'What the hell is going on?' Alumni, staff, students look to protect UNC-Chapel Hill
Posted September 16, 2021 4:50 a.m. EDT
Updated September 16, 2021 12:55 p.m. EDT
Chapel Hill, N.C. — A group of University of North Carolina at Chapel Hill alumni, faculty, staff and students on Thursday announced an initiative to promote and defend the university's autonomy.
The group, which calls itself the Coalition for Carolina, released an ad running in the Carolina Alumni Review titled, "What the hell is going on in Chapel Hill?" The campaign references recent "embarrassing" episodes like the "bungling of Silent Sam" and the handling of coronavirus on campus.

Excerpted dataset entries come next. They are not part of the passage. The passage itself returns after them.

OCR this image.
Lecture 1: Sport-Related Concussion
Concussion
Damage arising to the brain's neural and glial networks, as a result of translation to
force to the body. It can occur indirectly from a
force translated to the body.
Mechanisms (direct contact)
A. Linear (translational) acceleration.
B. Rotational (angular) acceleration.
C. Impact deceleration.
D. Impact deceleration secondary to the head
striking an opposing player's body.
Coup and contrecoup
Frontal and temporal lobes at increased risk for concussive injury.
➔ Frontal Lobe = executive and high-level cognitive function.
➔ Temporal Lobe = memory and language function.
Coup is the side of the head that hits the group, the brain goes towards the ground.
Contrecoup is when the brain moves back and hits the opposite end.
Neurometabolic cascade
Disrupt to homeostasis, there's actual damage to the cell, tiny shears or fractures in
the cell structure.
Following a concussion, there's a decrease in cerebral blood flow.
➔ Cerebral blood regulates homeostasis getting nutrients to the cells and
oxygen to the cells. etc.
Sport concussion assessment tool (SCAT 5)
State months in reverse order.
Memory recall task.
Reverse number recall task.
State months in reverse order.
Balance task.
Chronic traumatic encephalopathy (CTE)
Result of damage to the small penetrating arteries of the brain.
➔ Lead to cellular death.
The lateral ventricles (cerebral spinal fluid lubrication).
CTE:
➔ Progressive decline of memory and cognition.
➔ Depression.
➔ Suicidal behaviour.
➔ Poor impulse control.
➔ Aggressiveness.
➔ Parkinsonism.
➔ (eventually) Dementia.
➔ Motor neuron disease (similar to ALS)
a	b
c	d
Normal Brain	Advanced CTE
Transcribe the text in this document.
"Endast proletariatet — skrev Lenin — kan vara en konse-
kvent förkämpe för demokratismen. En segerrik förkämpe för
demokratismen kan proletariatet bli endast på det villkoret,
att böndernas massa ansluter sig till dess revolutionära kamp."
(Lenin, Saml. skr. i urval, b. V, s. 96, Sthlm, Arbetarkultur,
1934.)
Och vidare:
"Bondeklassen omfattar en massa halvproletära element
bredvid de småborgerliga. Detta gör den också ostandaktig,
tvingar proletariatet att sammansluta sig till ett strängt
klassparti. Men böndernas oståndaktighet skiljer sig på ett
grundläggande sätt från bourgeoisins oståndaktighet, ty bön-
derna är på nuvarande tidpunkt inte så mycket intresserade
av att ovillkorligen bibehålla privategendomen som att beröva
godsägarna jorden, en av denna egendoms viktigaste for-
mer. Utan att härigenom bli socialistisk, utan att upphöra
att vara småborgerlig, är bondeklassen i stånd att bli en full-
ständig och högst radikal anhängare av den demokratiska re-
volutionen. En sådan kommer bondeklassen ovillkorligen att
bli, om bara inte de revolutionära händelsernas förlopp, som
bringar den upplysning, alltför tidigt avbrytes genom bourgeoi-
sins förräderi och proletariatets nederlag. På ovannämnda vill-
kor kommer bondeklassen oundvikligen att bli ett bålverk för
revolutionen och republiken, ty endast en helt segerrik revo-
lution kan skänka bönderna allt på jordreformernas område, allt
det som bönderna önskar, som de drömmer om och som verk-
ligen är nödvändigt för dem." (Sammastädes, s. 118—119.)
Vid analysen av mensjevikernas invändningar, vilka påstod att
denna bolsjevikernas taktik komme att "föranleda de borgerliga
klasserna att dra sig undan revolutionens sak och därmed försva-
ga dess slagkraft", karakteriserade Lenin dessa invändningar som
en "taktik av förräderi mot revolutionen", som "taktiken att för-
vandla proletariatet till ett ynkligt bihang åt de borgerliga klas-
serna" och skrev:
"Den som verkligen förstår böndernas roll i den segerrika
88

"Decisions that shape the future of Carolina should be made in Chapel Hill. Instead they have been made covertly and controlled 28 miles away. In a place called Raleigh," the ad reads.
The Coalition for Carolina said it is hoping to get as many alumni involved as possible to focus on and highlight the good happening on campus.
The group is unhappy with the way officials decided what to do with the Confederate monument known as "Silent Sam" after protesters toppled it in 2018 and that administrators decided to start the fall 2020 semester with students on campus only to be sent back home a few weeks later because of a spike in coronavirus cases.
The most recent controversy was over the Board of Trustees' delay in offering a tenured faculty position to Pulitzer prize-winning journalist Nikole Hannah Jones despite recommendations from Hussman School of Journalism and Media and university administrators.
"Those of us who are pushing forward with this coalition feel that those decisions would not have been as dramatic, they would have been better made and better managed if there had been more autonomy on the campus with the people who understand the issues and have the best sense of what the campus needs," committee member Roger Perry said.
The group's organizers are hoping the Coalition for Carolina can find a better way to keep the university independent of political influence and focus on some of the work being done by students and staff.
"The Board of Governors and the General Assembly need to allow UNC and other campuses of the system to chart their own paths, offer degrees their regions need and keep local control to meet the needs of the 21st century post-pandemic workforce," said Joyce Fitzpatrick, a UNC-Chapel Hill alumna and chairwoman of the Hussman School board of advisers.
"As a taxpayer-supported public institution, our partnership with the General Assembly is critical," Chancellor Kevin Guskiewicz responded in a statement. "We are continuing to serve the people of North Carolina and beyond through the university’s priorities and accomplishments as a great public research institution."
UNC-Chapel Hill remains "focused on our mission" despite the continuing challenges of the pandemic, Guskiewicz said. He cited the university's rank as a top-five public university and No. 1 in Best Value by U.S. News & World Report, the largest class of first-year students ever, a record number of applications and ongoing research by faculty and students.
The coalition’s ad campaign, which features the attention-grabbing headline, will take up a full page in the September/October edition of Carolina Alumni Review.
Members said thet group is bipartisan.